Ingredients:
For the Chicken:
- 1 lb boneless, skinless chicken breasts, cut into 1-inch cubes
- 1 tbsp olive oil
- 1 tsp cumin
- 1 tsp paprika
- ½ tsp turmeric
- ½ tsp cinnamon
- ¼ tsp cayenne pepper (optional)
- Salt and black pepper to taste
For the Chickpeas:
- 1 can (15 oz) chickpeas, drained and rinsed
- 1 tbsp olive oil
- ½ tsp garlic powder
- ½ tsp onion powder
For the Bowls:
- 2 cups cooked quinoa or rice
- 1 cup chopped romaine lettuce
- ½ cup chopped cucumber
- ½ cup cherry tomatoes, halved
- ¼ cup chopped red onion
- Fresh parsley for garnish
For the Lemon Tahini Dressing:
- ¼ cup tahini
- ¼ cup lemon juice
- 2 tbsp water
- 1 tbsp olive oil
- 1 clove garlic, minced
- Salt and black pepper to taste
Instructions:
- Cook the Chicken: Heat olive oil in a large skillet over medium heat. Add chicken and cook until browned on all sides and cooked through, about 6-8 minutes. Season with cumin, paprika, turmeric, cinnamon, cayenne pepper (if using), salt, and black pepper.

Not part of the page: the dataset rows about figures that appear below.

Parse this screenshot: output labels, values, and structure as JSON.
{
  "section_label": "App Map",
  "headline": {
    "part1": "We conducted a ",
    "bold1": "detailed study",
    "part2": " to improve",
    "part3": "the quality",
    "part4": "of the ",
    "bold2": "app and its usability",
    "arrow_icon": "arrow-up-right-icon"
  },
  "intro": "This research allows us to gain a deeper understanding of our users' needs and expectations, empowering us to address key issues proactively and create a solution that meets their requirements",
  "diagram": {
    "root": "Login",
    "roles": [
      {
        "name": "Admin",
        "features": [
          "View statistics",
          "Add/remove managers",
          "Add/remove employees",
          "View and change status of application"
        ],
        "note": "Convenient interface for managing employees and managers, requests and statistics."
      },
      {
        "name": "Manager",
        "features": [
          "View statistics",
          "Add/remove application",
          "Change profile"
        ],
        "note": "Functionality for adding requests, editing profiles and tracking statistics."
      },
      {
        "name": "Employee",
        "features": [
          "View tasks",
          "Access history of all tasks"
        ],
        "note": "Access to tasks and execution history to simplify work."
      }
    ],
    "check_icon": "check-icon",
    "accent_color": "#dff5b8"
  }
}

- Roast the Chickpeas: While the chicken cooks, toss chickpeas with olive oil, garlic powder, and onion powder in a small bowl. Spread on a baking sheet lined with parchment paper and roast in a preheated oven at 400°F for 15-20 minutes, or until crispy.
- Make the Dressing: In a small bowl, whisk together tahini, lemon juice, water, olive oil, garlic, salt, and pepper until smooth. Add more water if needed to reach desired consistency.
- Assemble the Bowls: Divide quinoa or rice evenly among 4 bowls. Top with romaine lettuce, cucumber, tomatoes, red onion, chicken, roasted chickpeas, and drizzle generously with lemon tahini dressing. Garnish with fresh parsley.
Enjoy your delicious and healthy Spiced Chicken and Chickpea Bowls!